As members of Congress schedule a Tuesday hearing on health care reforms, Massachusetts advocates are watching to see if a Wednesday deadline will advance single-payer legislation at the state level.
The Health Care Funding Committee has until Wednesday to act on the bills it received through the end of February, deciding whether individual bills will progress through the legislative process or hit deadlock. A third option that legislators often exercise on controversial bills is an extension order that gives a committee more time to report on particular bills, although time is running out for House action and of the Senate. Formal legislative sessions end this year on July 31, the de facto deadline for advancing major bills.

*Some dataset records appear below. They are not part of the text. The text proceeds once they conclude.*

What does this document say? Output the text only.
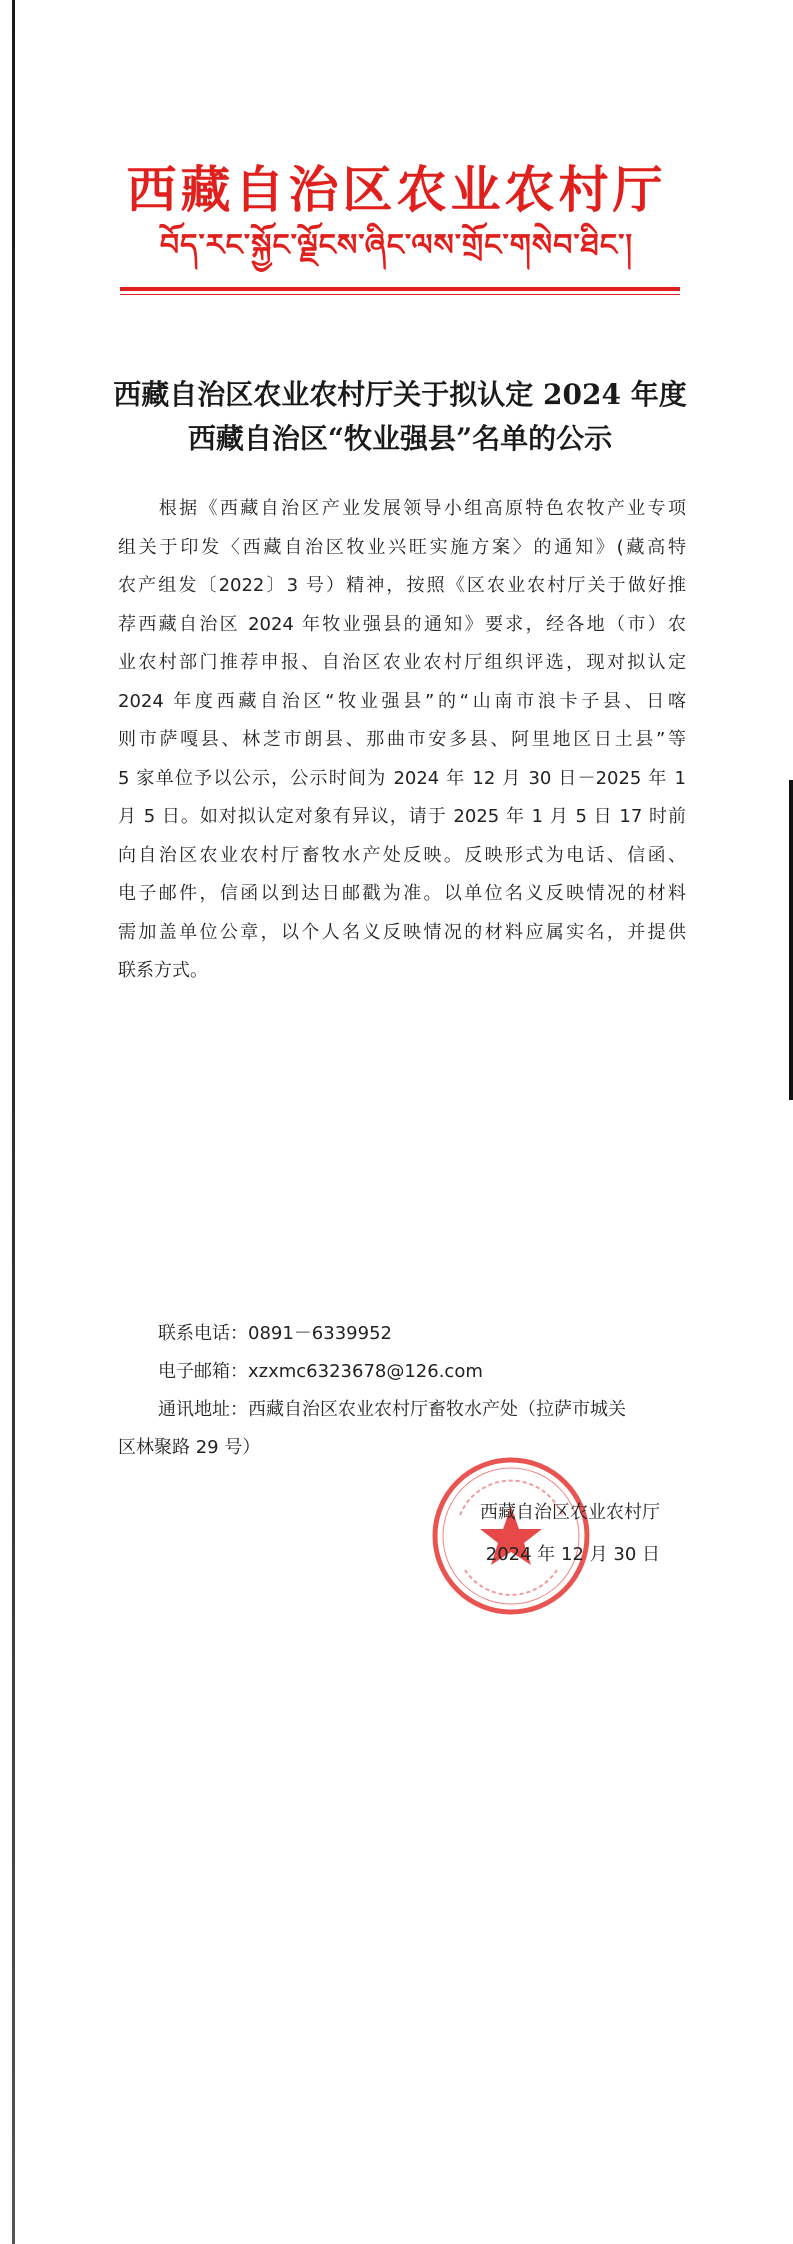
西藏自治区农业农村厅
བོད་རང་སྐྱོང་ལྗོངས་ཞིང་ལས་གྲོང་གསེབ་ཐིང་།
西藏自治区农业农村厅关于拟认定 2024 年度
西藏自治区“牧业强县”名单的公示
　　根据《西藏自治区产业发展领导小组高原特色农牧产业专项
组关于印发〈西藏自治区牧业兴旺实施方案〉的通知》(藏高特
农产组发〔2022〕3 号）精神，按照《区农业农村厅关于做好推
荐西藏自治区 2024 年牧业强县的通知》要求，经各地（市）农
业农村部门推荐申报、自治区农业农村厅组织评选，现对拟认定
2024 年度西藏自治区“牧业强县”的“山南市浪卡子县、日喀
则市萨嘎县、林芝市朗县、那曲市安多县、阿里地区日土县”等
5 家单位予以公示，公示时间为 2024 年 12 月 30 日－2025 年 1
月 5 日。如对拟认定对象有异议，请于 2025 年 1 月 5 日 17 时前
向自治区农业农村厅畜牧水产处反映。反映形式为电话、信函、
电子邮件，信函以到达日邮戳为准。以单位名义反映情况的材料
需加盖单位公章，以个人名义反映情况的材料应属实名，并提供
联系方式。
联系电话：0891－6339952
电子邮箱：xzxmc6323678@126.com
通讯地址：西藏自治区农业农村厅畜牧水产处（拉萨市城关
区林聚路 29 号）
西藏自治区农业农村厅
2024 年 12 月 30 日
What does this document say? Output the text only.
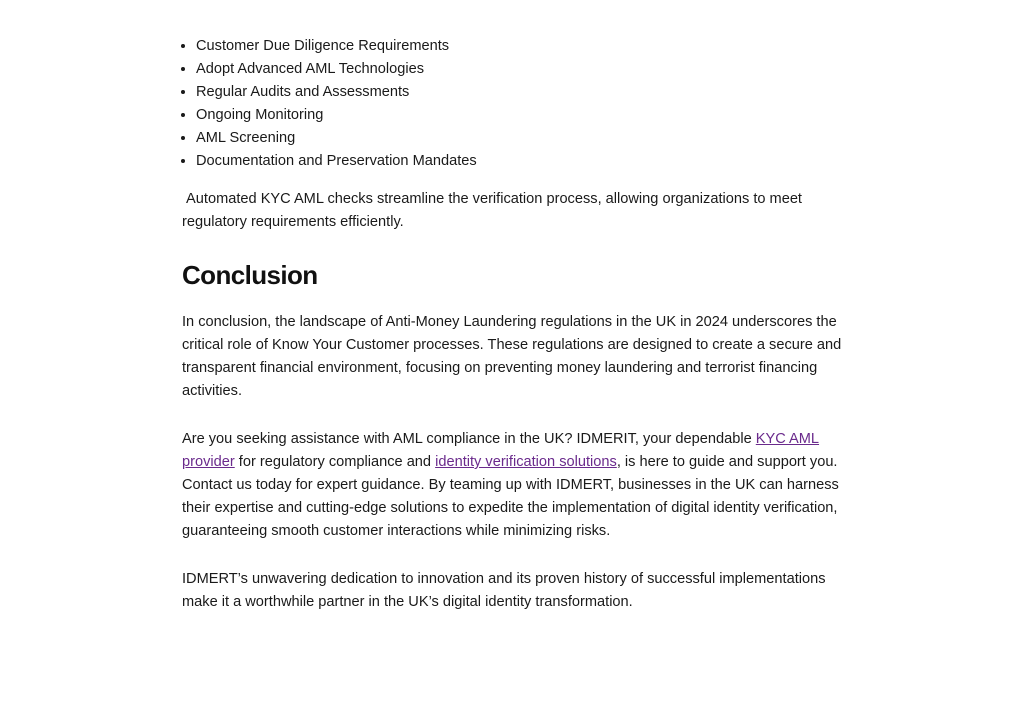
• Customer Due Diligence Requirements
• Adopt Advanced AML Technologies
• Regular Audits and Assessments
• Ongoing Monitoring
• AML Screening
• Documentation and Preservation Mandates

Automated KYC AML checks streamline the verification process, allowing organizations to meet regulatory requirements efficiently.

Conclusion

In conclusion, the landscape of Anti-Money Laundering regulations in the UK in 2024 underscores the critical role of Know Your Customer processes. These regulations are designed to create a secure and transparent financial environment, focusing on preventing money laundering and terrorist financing activities.

Are you seeking assistance with AML compliance in the UK? IDMERIT, your dependable KYC AML provider for regulatory compliance and identity verification solutions, is here to guide and support you. Contact us today for expert guidance. By teaming up with IDMERT, businesses in the UK can harness their expertise and cutting-edge solutions to expedite the implementation of digital identity verification, guaranteeing smooth customer interactions while minimizing risks.

IDMERT’s unwavering dedication to innovation and its proven history of successful implementations make it a worthwhile partner in the UK’s digital identity transformation.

The list of more than 270 bills remaining before the committee includes “Medicare for All” bills (S 766, H 1267) that would eliminate co-pays, deductibles and coinsurance and create a state trust fund to pay for Massachusetts health care. residents and non-residents who work here at least 20 hours a week.
Introduced by Sen. Jamie Eldridge, Rep. Denise Garlick and Rep. Lindsay Sabadosa, the bills propose to fund the trust with new taxes, which supporters say would replace the large sums currently being spent on bonuses and disbursements. costs.
As the reporting deadline nears, Mass-Care, the advocacy group for single-payer health care in Massachusetts, encouraged its supporters to call committee chairs, Senator Cindy Friedman and Rep. John Lawn, and ask them to report favorably on the bill. .
“A good 40% of the legislature co-sponsors the bill,” the group said in an email, noting that committee chairs have the final say on a bill’s progress. “Although we are still short of a majority, we believe the strong support for Medicare for All – among both lawmakers, and even more so among Commonwealth residents – warrants serious consideration of this legislation.”
Single-payer bills have been introduced for years, and while the number of lawmakers signing on to support them has grown over time, they haven’t gained enough ground to make it onto leaders’ priority lists. legislative.
Democrats wield supermajorities in every branch, and the state’s 2021 Democratic Party platform includes a line saying Democrats will fight for “high-quality, accessible health care for all through a program sponsored by single-payer government, like Medicare, because health care is a human right.”
For the past decade, the Health Care Funding Committee has killed Medicare for All bills almost every session by including them in study orders. Some of these orders came after several time extensions. In 2020, single-payer bills and other legislation before the committee died amid a row between the House and Senate over extensions in the committee.
This year’s bills have 74 co-sponsors, including 16 from the 40-seat Senate and 58 from the 160-seat House. Mass-Care said 12 of the 20 members of the Health Care Financing Committee had signed the bill. The presidents, Democrats Friedman of Arlington and Lawn of Watertown, are not among them.
Lawn and Friedman asked supporters about the details of the bill during a hearing in October, in which representatives of the insurance industry testified in opposition and funders briefed lawmakers on the difficulties. faced when trying to access and pay for health care.
At the federal level, the U.S. House Committee on Oversight and Reform has scheduled a hearing Tuesday “examining pathways to universal health coverage.” The committee, chaired by Rep. Carolyn Maloney, D-New York, plans to assess how lack of insurance and underinsurance affect health outcomes and evaluate reforms such as health insurance legislation. disease for all.
The 9 a.m. hearing will be broadcast live.